Établissements et lieux ouverts à partir du 11 mai

  • Tous les commerces y compris les salons de coiffure et les instituts esthétiques, à l’exception des cafés, restaurants et des centres commerciaux de plus de 40 000 m² (fermés en Île-de-France et ouverts uniquement sur décision du préfet de région dans les autres régions) 
  • Les parcs et jardins situés dans les départements en zone verte
  • Les médiathèques et bibliothèques ;
  • Les petits musées locaux ;
  • Les cimetières.

Les lieux de cultes ont une possibilité d’ouverture grâce à une demande du Conseil d’Etat qui milite pour une dérogation. 

Les établissements qui resteront fermés :

  • Les centres commerciaux de plus de 40 000 m² en Île-de-France ; les cafés, bars et restaurants sauf pour leurs activités de livraison et de vente à emporter,
  •  Les centres culturels : Les cinémas ; Les théâtres ; Les grands musées et salles d’expositions ; Les salles de concerts et salles polyvalentes ; les foires et expositions, les discothèques.
  • Les piscines et les établissements sportifs couverts ;
  • Les parcs et jardins dans les départements situés en zone rouge   ;
  • Les plages, plans d’eau et lacs.

Rassemblements, réunions et activités sportives

Les rassemblements, réunions ou activités, autres que professionnels, de plus de 10 personnes sont interdits dans des lieux publics ou sur la voie publique. Ils sont autorisés dans les lieux privés mais doivent être organisés de façon à ce que les règles sanitaires de distanciation physique puissent être respectées.

La pratique des sports en plein air est à nouveau possible à l’exception des sports collectifs.

En ce qui concerne les transports :
Les déplacements sans attestation limités à 100 km du domicile Ils nécessitent quant à eux une attestation qui est exigée lorsque le déplacement conduit à la fois à sortir d’un périmètre de 100 km autour du lieu de résidence et du département.

Cette attestation n’est pas nécessaire pour un déplacement de plus de 100 km effectué dans son département de résidence, ni pour les déplacements en dehors du département de résidence dans la limite des 100 km.
Transports collectifs

L’offre de transport et la capacité d’accueil restent réduites afin de respecter la distanciation physique. En Île-de-France, il vous faudra par ailleurs vous munir d’une attestation pour vous déplacer en transports publics entre 6h30 et 9h30 ou entre

Une plateforme téléphonique a été instauré permettant d’obtenir des informations 24H/24 à ce numéro: 0800 130 000 (appel gratuit).
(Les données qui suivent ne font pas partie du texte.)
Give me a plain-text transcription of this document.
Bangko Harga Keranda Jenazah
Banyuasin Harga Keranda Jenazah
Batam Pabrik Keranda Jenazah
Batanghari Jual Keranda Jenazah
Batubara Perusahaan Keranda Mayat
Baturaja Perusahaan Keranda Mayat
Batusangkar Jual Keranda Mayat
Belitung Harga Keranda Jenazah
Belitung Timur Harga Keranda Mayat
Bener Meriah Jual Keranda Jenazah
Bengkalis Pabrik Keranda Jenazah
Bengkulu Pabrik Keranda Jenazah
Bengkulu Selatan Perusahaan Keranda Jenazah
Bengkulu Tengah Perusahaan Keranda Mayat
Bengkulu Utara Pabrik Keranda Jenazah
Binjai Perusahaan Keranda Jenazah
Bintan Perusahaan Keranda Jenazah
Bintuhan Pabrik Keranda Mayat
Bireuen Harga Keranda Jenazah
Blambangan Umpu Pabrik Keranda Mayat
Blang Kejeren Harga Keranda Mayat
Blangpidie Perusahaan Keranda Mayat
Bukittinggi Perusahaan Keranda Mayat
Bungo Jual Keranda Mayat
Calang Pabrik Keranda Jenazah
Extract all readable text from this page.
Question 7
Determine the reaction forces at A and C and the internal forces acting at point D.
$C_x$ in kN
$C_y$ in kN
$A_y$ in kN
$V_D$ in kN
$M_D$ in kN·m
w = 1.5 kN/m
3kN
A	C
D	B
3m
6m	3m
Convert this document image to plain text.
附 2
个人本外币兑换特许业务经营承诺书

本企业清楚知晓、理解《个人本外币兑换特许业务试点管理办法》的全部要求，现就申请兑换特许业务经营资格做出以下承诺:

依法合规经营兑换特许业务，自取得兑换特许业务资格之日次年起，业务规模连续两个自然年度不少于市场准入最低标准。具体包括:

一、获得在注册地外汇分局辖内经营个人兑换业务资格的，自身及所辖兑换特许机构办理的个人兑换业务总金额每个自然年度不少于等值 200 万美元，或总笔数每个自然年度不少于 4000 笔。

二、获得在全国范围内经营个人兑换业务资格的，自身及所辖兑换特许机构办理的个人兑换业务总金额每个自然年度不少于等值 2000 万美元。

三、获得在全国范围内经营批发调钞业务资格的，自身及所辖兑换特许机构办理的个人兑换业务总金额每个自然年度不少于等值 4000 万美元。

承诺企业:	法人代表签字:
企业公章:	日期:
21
Mise en place du déconfinement avec exemple de l’île de la REUNION

Projection des cas COVID suite à la fermeture de la limitation des vols entrant.

La fermeture de l’aéroport a permis de juguler l’épidémie avec l’apparition d’un plateau après moins d’un mois de confinement. 

Exposition des stratégies nécessaires à mettre en place pour un contrôle optimal des cas à leur entrée sur le territoire.

D’autres méthodes sont également mise en place pour limiter au maximum la circulation du virus :

  • Obligation du port du masque dans les transports en commun
  • Non ouverture des aéroports pour les vols non-essentiels jusqu’au mois de juin
  • Les lieux culturels (musée, cinéma…) restent pour l’instant fermés
  • Restauration exclusivement à emporter.

Conclusion

En 2020, nous devons faire face à une pandémie se manifestant par une maladie potentiellement grave avec des variations géographiques, Génétique de la population, Climatologique.

Le devenir épidémiologique est une grande équation à plusieurs inconnues en particulier sur les modalités de dépistage à l’arrivée dans les aéroports et le suivi des voyageurs faux négatifs nécessitant un nouveau test. 

Le mode de vie de la population mondiale risque d’être impacté à long terme, une crise sans précèdent de notre économie et des normes d’hygiène omniprésentes dans notre quotidien.